Tips for Western Blot of Low Molecular Weight Protein - (Dec/02/2005 )
I am working on a project in which I am doing Western Blots to look at the expression of a low molecular weight protein (15 kDa) in various brain regions. I have been using a 0.2 uM nitrocellulose membrane for my transfers and I have been transferring for 1 hour at 100 Volts. I have been getting nice Ponceau staining, so my transer appears to be working. In addition, I have run a positive control with the purified form of my protein of interest and I have been getting nice results with that when I develop my film so my antibody seems to be working. However, I have not been able to detect my protein of interest in the brain. I was wondering if anyone had any tips regarding doing Westerns of low-molecular weight proteins. I've been using a 15% gel for SDS-PAGE and I am considering going to a 4-20% linear gradient gel. Will that help? Does anyone think I am having a sample preparation problem? I would appreciate anyones input. Thanks.
well, unless your antibody (raised against purified protein) does not work as well with native in situ protien (verrryyy long shot) then I would suggest that your gel - transfer -western setup is fine and you don't need to switch gel, transfer, or detection method or anything like that....
1. the only thing you might change is to switch to PVDF and fix your membrane after transferring, but that may not be a solution...this would help if you are washing off your protein during the western steps, but then you probably wouldn't see such nice results with your control
2. look hard at your extraction protocol. do you have a positive control for your extracts, that does not involve your POI? this is what I would check first. I bet there is a problem in your extraction method. I have not worked with brain tissue, so I can't offer any further suggestions except to say: carefully controlled pH, everything on ice, and protease inhibitors are your best friends....

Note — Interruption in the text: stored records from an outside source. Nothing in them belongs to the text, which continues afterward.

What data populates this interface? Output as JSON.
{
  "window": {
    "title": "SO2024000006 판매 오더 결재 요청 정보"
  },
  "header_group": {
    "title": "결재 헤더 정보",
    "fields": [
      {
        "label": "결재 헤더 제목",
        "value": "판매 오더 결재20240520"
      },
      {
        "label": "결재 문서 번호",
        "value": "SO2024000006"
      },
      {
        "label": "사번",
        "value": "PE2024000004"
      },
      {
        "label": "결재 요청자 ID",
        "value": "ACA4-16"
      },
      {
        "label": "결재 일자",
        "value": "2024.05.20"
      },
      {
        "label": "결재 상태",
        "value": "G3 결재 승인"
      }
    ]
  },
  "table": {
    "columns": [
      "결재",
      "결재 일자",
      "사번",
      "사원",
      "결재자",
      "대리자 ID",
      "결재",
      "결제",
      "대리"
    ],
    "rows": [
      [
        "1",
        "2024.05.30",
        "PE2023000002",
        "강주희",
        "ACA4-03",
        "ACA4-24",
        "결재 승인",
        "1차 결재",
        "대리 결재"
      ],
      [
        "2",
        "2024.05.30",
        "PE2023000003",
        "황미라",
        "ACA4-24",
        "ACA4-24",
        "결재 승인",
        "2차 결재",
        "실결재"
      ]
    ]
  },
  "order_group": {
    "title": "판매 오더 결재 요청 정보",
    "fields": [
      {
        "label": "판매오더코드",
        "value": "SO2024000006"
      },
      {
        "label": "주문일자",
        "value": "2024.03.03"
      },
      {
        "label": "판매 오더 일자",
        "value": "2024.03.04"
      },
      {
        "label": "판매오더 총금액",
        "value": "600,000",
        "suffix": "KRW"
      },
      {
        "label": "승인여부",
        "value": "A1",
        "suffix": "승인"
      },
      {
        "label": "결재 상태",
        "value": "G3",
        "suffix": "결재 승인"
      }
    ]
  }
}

One of the post-docs was working with a 8 kDa protein...using gradient gel, pvdf and the same transfer time as urs. She got nothing.
When I did a western for the same protein (it was kinda like a test for me i think, did not know that it had failed earlier)...i simply used a 15% gel, pvdf and a 30 min transfer at 100 V. Worked like a charm....
good luck...It also helps to make fresh transfer buffer(the same day as the western) and stick it in the 4C for it to be cold.
my colleague tell me that adding methanol in transfert buffer helps retaining the low mw proteins on membrane...
Your protein is not particularly low in terms of molecular weight, so using a 15% gel should be fine- there is probably no need to use a gradient gel for this. Are you sure you are using tissues that have the poi in abundance enough to be detected via Western?